A self-employed freelancer has to pay for supplies, as well as all repairs.
Question: What can we do to reduce the number of supplies we use? And what can we do to decrease the number of service calls we make on equipment?
Test 3: The Art of Innovation. Typical employees can go about routine job tasks or projects without needing to come up with any new, special ideas to keep their jobs.
Freelancers have to hustle and innovate all the time. In order to make money, they have to make sure they are at the right place at the right time with the right attitude and the right product.
Question: What can we do in our workplace to hustle and innovate more?
Test 4: Compulsory Customer Service and Public Relations Skills. Some employees give the brush-off to customers who are annoying. Let’s face it, certain employees in some businesses annoy some customers.

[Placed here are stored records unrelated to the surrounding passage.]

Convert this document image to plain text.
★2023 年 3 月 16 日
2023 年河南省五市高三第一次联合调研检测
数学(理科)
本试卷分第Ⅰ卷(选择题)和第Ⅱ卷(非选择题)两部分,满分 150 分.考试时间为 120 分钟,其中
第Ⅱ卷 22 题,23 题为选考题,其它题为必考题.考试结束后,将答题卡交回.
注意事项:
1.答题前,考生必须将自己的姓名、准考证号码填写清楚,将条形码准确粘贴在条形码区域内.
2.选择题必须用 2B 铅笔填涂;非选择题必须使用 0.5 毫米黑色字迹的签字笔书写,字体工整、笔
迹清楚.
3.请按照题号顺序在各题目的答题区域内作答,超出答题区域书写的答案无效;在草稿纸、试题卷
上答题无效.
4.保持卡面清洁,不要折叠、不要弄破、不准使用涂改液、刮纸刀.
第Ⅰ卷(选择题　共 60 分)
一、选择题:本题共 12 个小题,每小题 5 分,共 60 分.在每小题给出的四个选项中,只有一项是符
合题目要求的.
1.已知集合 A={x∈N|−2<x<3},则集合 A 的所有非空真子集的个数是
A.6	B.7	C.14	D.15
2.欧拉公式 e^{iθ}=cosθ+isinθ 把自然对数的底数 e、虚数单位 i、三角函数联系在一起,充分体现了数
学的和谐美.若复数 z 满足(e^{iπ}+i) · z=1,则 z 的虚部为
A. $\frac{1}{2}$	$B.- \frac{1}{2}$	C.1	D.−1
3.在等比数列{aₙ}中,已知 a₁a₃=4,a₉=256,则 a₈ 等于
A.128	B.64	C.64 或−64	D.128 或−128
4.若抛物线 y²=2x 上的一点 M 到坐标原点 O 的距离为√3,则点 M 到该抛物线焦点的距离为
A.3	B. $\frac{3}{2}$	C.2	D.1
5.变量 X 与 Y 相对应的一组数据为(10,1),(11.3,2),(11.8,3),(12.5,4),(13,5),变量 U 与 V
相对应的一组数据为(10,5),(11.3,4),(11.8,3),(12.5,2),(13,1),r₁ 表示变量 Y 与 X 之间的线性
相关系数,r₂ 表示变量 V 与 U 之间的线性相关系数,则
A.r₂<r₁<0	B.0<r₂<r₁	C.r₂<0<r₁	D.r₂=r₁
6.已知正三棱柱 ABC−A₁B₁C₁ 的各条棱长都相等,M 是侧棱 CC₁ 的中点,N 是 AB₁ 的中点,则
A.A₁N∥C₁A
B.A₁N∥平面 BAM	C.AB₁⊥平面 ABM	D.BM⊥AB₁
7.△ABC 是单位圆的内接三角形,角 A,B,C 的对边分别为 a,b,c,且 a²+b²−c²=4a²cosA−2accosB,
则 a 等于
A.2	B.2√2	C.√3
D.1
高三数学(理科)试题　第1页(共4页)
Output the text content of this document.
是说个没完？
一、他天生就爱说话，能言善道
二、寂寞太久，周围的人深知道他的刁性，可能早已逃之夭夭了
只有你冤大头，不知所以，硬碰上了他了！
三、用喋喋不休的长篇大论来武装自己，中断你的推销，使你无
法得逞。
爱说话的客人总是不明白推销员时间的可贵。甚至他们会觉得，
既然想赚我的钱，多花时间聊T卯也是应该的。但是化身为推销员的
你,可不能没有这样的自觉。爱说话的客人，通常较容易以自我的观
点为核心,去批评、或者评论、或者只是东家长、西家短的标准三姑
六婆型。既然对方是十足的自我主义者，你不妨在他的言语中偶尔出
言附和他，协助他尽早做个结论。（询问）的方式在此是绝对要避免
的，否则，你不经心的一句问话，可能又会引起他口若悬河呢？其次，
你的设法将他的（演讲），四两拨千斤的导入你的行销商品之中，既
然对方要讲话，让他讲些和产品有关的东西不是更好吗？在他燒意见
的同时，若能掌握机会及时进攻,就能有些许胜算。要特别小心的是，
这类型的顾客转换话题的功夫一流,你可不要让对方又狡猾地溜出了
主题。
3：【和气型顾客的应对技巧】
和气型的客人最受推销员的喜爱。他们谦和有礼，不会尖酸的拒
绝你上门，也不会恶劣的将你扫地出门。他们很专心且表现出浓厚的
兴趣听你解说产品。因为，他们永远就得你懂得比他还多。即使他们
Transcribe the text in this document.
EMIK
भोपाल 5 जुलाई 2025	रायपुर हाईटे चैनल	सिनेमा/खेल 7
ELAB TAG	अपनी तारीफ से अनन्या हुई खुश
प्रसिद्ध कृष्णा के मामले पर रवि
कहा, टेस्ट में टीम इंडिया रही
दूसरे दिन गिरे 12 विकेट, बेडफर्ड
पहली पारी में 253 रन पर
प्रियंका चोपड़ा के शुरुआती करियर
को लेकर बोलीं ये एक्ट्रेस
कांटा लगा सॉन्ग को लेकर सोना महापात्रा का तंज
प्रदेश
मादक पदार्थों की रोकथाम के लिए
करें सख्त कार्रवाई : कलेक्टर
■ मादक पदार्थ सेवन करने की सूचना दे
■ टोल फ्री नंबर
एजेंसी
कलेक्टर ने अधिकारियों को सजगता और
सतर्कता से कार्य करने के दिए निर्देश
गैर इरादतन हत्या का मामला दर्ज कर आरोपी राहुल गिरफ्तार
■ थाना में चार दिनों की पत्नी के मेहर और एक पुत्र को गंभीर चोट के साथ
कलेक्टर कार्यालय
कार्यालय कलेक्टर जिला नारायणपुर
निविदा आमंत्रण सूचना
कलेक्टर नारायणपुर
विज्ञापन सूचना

A freelancer can’t afford to turn business away, or force it away. Self-employed people learn that when they work hard to get along with each other, they produce more.
Question: Do we have the compulsory customer service and public relations skills that freelancers must have? If not, what can we do about it?
Test 5: Living with Disappointment. A freelancer has to learn to accept and rebound from rejection and disappointment. The hurt is not shared or absorbed by others in the workplace because there are no others. Quick recovery means more production.
In contrast, in many workplaces, time is wasted after disappointments because employees dwell on them. Group complaining can quickly sour an environment.
Question: What can we do in our workplace to help each other bounce back quickly from disappointment — and not mope — losing valuable production time?
Share these tests and questions with your employees. Use a discussion of this test to identify ways that your employees can model the productive behaviors of self-employed people.